Dockers in the United States are on strike. That too in 14 major terminals. Not only is it expensive, but it could throw the US presidential campaign into disarray.
Five weeks before the presidential election, a strike by dock workers threatens to massively disrupt US foreign trade. After midnight local time on Tuesday, tens of thousands of workers stopped work at 14 major ports along the US East Coast and Gulf Coast. Strike cost US economy per day: $3.8 billion to $5 billion.
Ships pile up at sea from Maine to Texas in the US, no longer unloaded. Nearly 50 percent of U.S. freight imports pass through ports on strike.
The reason for the strike is that salary negotiations have been going on for months but no result has been reached yet. The International Longshoremen's Association (ILA) union wants a new collective agreement for six years for 25,000 workers in the container and roll-on/roll-off sectors. The bottom line is that around 77 per cent of them are demanding a pay rise.
On Monday, employers offered 50 percent more pay, three times more money for pension funds and better health insurance. Currently, staff wages start at $20 to $39 per hour (gross). The union wants to raise that to $69 an hour by 2030. The ILA points to billions in profits from container shipping and wants a “fair share.”
The strike, the first of its size in nearly 50 years, is causing massive disruption to the US election campaign. Because the US president would have the opportunity to intervene if the strike threatened US national security. In that case, the president can force workers back to work and ban strikes for 80 days.
In 2002, then-President George W. Bush did just that. Eleven days later the Republican Party ended the dock workers' strike by executive order. The U.S. Chamber of Commerce is now demanding that President Joe Biden intervene. But the White House has already said it will not interfere.
The ILA union endorsed Biden for president in 2020 and nominated the Democratic Party. The union is yet to make an official nomination in the current election campaign.
A strike by dock workers is fueling labor disputes across industries in the United States. A few days ago, the International Association of Mechanics and Astronauts (IAM) broke off negotiations with Boeing. The US auto union United Auto Workers (UAW) has called for a strike by Stellandis workers and accused the French-Italian carmaker of breaching the contract.
At Boeing, about 33,000 workers have been on strike at aircraft manufacturing plants in Seattle since September 13. The reason is that the company's original collective bargaining offer, 25 percent more pay, was spread over several years. The Sangh was enraged by this.
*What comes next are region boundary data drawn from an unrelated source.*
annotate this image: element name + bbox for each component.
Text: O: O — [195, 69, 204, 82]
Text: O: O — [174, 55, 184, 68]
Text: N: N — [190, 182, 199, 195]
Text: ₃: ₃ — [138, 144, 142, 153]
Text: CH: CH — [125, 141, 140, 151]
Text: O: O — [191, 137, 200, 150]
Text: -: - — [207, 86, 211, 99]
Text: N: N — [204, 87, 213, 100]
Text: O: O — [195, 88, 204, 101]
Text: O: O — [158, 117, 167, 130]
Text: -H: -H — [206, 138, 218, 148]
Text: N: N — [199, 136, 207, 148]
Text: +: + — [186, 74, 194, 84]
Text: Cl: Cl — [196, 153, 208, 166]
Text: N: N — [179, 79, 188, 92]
He called for a 40 percent pay rise and the restoration of limited pensions that were removed from the agreement ten years ago.
Boeing stepped up and gave workers 30 percent more pay, higher bonus payments, reintroduced annual bonus payments and increased contributions to the pension fund. But the IAM rejects it because no offer has been made in negotiations and Boeing has not responded to key demands.
Stellandis is about promises the carmaker made to employees during wage negotiations last year. Among other things, it involves the construction of a battery factory in the US state of Illinois, which is again being called into question. “We have reviewed the serious violations of our contract and Stellandis' pattern of illegal conduct. The evidence is clear that CEO Carlos Tavares is leading Stellandis on a crash course that will cause great harm to our members,” UAW President Shawn Fine wrote in an open letter. The car manufacturer has denied these allegations.
Recent increases in wage negotiations in the U.S. are bringing a resurgence to unions that have lost power in recent years. Last year, more than 450,000 workers participated in strikes in the United States. Nurses to Hollywood screenwriters walked out. (ed./ag.)